One of the main features of ancient Hebrew poetry is parallelism, in which lines of texts usually appear as paired couplets. The best way to explain this is through examples. One of Solomon’s proverbs reads:
The treasures of wickedness will not avail,
but just living saves from death. (Prov 10:2; trans. based on Alter)
Here “the treasures of wickedness” (i.e., ill-gotten riches) are contrasted poetically with “just living.” The first “will not avail” (or “do not profit”), whereas the second provide benefit by “saving from death.” This is a parallel construction in which each word element of the first line has some relationship to the inverse elements of the second line. A little further down in the text we read a variation on the proverb, with only a few words changed in order to expound on the same theme:
Wealth avails not on the day of wrath,
but just living saves from death. (Prov 11:4, trans. based on Alter)
Interwoven throughout the whole composition are chains of these poetic variations and elaborations. Just a few lines later, several of the same words appear again:
The just living of the upright saves them,
but in disasters are traitors ensnared. (Prov 11:6; trans. based on Alter)

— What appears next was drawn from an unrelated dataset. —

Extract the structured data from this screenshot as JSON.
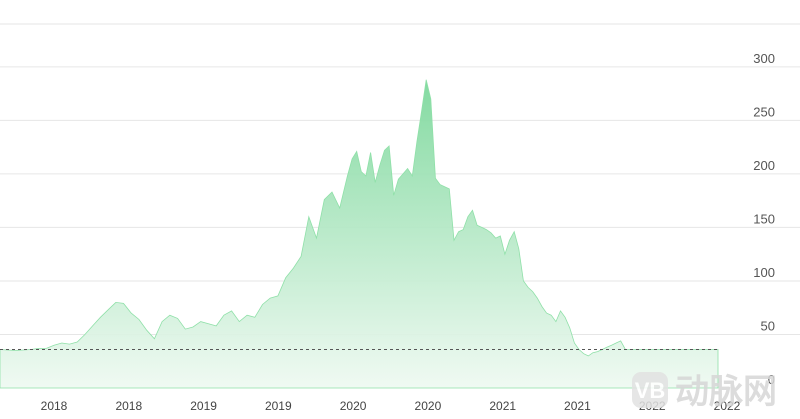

In the ancient Jewish-Greek Septuagint translation, the word used here for “disasters” is ἀπώλεια (apōleia) “destruction, loss.” In the first century CE, this version of the Bible was widely read throughout the Mediterranean world, and it strongly influenced authors like Shaul/Paul of Tarsus. In one of his letters, Shaul in a sense continued the chain of elaboration from Proverbs, clearly picking up on the words and themes of the above verses: “But those who want to get rich fall into temptation and a snare and many foolish and harmful desires which plunge men into ruin and destruction (apōleia)” (1Tim 6:9 NASB). The use of the same key word and several similar thematic elements signal the reader or hearer that the author has those ancient proverbs in mind. Poetic justice indeed – carried across millennia!